In Parker Shattuck, CityCentric Investments sought approval for three mixed use buildings on properties previously used as a car dealership, service garage, and service station. Several environmental site assessments identified potential soil contamination at the site, and soil remediation was performed. Subsequently, the City approved the project and certified the MND, concluding that mitigation would reduce any potential impact associated with remaining soil contamination to a less than significant level by ensuring there would be no significant hazard to the public or environment during any necessary remediation of the site or construction of the project. The trial court denied Petitioner’s challenge to that approval, and Petitioner appealed.

On appeal, the court agreed that disturbance of contaminated soil may be a physical change in the environment pursuant to CEQA. (Slip. Opin. at 10.) The Court disagreed, however, that existence of contaminated soil at a project site, without accompanying disturbance, was in and of itself a significant impact requiring CEQA review and mitigation. (Id. at 12.)

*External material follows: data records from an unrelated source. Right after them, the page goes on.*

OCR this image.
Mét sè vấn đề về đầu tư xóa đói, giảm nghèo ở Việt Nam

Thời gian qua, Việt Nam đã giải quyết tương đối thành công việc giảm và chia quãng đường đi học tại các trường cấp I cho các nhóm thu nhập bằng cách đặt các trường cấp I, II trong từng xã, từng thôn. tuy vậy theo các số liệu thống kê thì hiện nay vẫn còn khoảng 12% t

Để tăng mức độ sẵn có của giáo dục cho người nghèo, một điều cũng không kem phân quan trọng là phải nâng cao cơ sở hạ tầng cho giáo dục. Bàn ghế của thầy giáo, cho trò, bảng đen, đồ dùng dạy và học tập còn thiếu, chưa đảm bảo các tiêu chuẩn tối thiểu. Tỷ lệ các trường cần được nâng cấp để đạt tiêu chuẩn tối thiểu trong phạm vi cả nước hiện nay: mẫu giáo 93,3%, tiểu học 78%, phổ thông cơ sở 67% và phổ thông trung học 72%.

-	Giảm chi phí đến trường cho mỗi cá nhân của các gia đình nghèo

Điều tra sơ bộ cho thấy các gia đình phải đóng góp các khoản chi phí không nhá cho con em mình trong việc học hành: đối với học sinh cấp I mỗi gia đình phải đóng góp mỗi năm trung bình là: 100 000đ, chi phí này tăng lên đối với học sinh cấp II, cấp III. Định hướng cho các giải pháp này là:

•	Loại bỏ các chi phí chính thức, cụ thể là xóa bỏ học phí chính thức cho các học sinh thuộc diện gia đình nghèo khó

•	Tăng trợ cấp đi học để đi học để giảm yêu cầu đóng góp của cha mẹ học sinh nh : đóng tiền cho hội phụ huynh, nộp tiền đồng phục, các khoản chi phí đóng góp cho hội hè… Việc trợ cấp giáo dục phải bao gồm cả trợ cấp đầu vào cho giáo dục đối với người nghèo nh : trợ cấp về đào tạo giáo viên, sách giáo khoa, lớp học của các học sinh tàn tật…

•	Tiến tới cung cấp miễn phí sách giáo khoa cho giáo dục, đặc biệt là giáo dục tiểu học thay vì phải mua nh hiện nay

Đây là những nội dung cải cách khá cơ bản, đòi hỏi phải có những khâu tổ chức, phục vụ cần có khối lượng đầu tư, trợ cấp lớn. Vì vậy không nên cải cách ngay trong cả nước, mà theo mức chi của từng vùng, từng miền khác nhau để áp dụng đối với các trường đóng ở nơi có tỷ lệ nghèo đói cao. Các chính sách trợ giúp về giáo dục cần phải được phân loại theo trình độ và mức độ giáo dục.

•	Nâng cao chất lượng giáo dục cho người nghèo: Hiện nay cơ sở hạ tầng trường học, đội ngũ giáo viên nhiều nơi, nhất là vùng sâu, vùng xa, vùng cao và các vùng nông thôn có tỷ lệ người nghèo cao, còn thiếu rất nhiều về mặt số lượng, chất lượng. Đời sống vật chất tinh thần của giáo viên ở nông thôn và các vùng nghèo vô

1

More importantly, the court found that the expert opinion upon which Petitioners relied failed to constitute substantial evidence supporting a fair argument that disturbance of contaminated soil may have a significant effect on the environmental necessitating an EIR. The expert report suggested that the level of volatile organic carbon (“VOC”) vapors and hydrocarbons present on site warranted preparation of a vapor-intrusion study and investigation, but the court held that,

“a suggestion to investigate further is not evidence, much less substantial evidence, of an adverse impact.” (Slip Opin. at 18.)

Further, the VOC levels present at the site did not exceed Regional Board levels for nonpotable water, and Petitioner’s expert presented no opinion as to why those levels might pose health risks to construction workers.

Although the Court ultimately found such a finding to be unnecessary, it also noted that, “it is far from clear that adverse effects confined only to the people who build or reside in a project can ever suffice to render significant the effects of a physical change. In general, CEQA does not regulate environmental changes that do not affect the public at large. . .” (Slip Opin. at 13.)

For agencies and developers contemplating urban infill and brownfield projects, the Parker Shattuck decision is worth noting for at least two reasons. First, it holds that the existence of contamination is not itself a significant environmental impact, and that to constitute substantial evidence of health risk, evidence must demonstrate a connection between the risk and health impacts. Second, dicta raises questions whether impacts to a small group of people related to the project—in this case, construction workers and potential residents—can ever be a cognizable impact under CEQA.